On la trouve sur la façade de tous les bureaux de tabac en France. Depuis 1906, la carotte rouge est l’emblème des buralistes qui ont l’obligation d’apposer cette enseigne pour signaler qu’ils vendent des cigarettes. Il en est de même pour les pharmacies qui ont toutes la croix verte sur leur devanture ou pour les vendeurs de journaux qui arborent le fameux losange jaune assorti d’une plume rouge.

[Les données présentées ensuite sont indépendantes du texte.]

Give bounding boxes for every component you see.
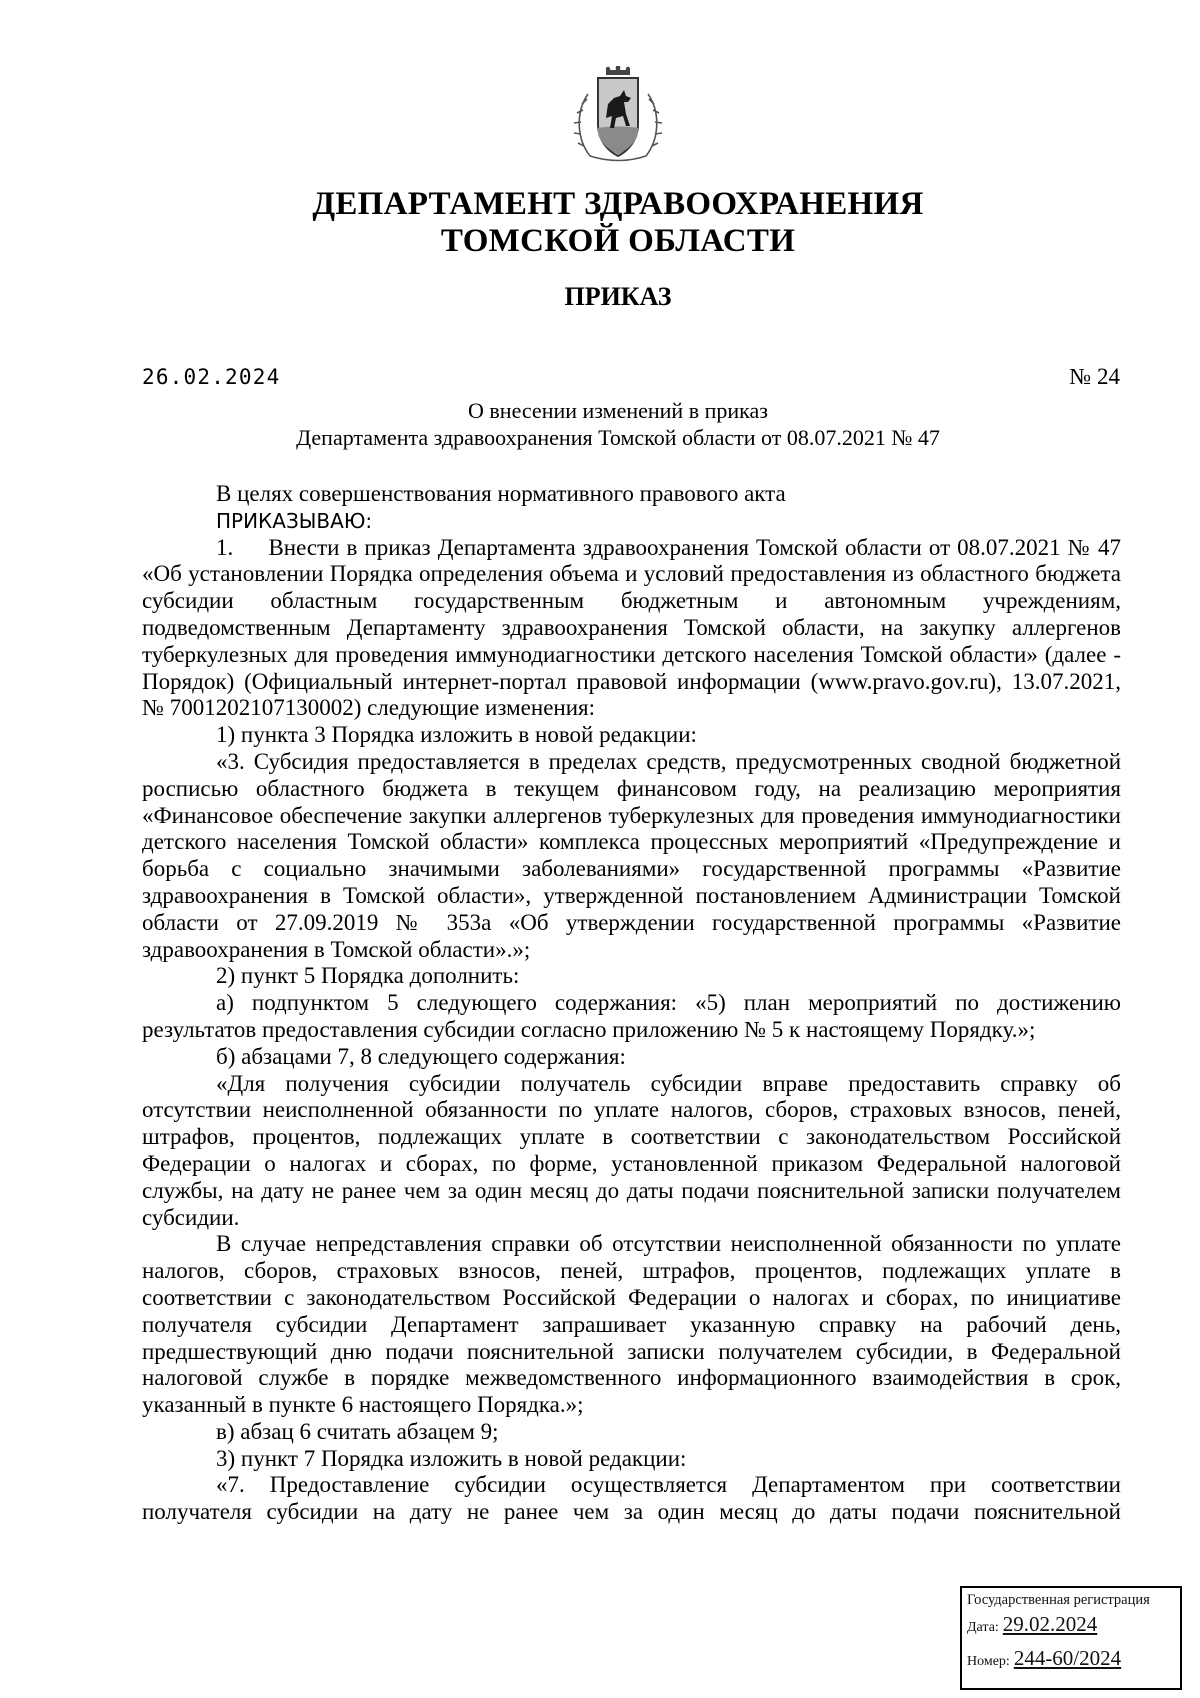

Comme ces commerces, les 16.000 bibliothèques que compte l’Hexagone aimeraient bien aussi avoir leur propre signe distinctif afin d’être plus facilement repérables et identifiables par les usagers.

En 2018, un rapport confié par Françoise Nyssen, ministre de la Culture d’alors, à l’académicien Erik Orsenna proposait déjà de « créer une signalétique commune pour marquer l’emplacement des bibliothèques partout en France ». Dans les mois qui ont suivi, une démarche en ce sens a été engagée par l’Association des directrices et directeurs des bibliothèques municipales et groupements intercommunaux des villes de France (ADBGV) avant d’être mise en stand-by par la crise sanitaire.

Les premières enseignes apposées à l’automne

Mais l’idée reprend forme avec le lancement ces derniers jours d’un appel à candidatures pour concevoir un symbole visuel pour les bibliothèques afin de mieux les mettre en valeur. « Ce signe doit donner envie aux gens de franchir la porte des bibliothèques en insistant sur le fait que ce sont des lieux gratuits et accessibles à tous et toutes », souligne Malik Diallo, président de l’ADBGV et directeur des bibliothèques municipales et de la bibliothèque des Champs Libres à Rennes.

Jusqu’au 20 avril, les graphistes, designers, artistes et créateurs sont donc invités à déposer leur projet d’enseigne pour les bibliothèques. Parmi les dossiers, cinq d’entre eux seront retenus pour la phase finale avant le choix du lauréat qui aura lieu courant juin avec un budget de 30.000 euros à la clé. « On peut imaginer la phase de conception d’un prototype dans le courant de l’été et voir les premières enseignes se déployer cet automne », espère Malik Diallo.

Contrairement aux marchands de tabac, le signe ne sera pas obligatoire pour les bibliothèques. « On va voir déjà comment cela prend mais l’idée n’est pas d’en faire un label ou quelque chose de contraignant, souligne-t-il. Juste un signe distinctif que chaque commune sera libre d’apposer sur le bâtiment ».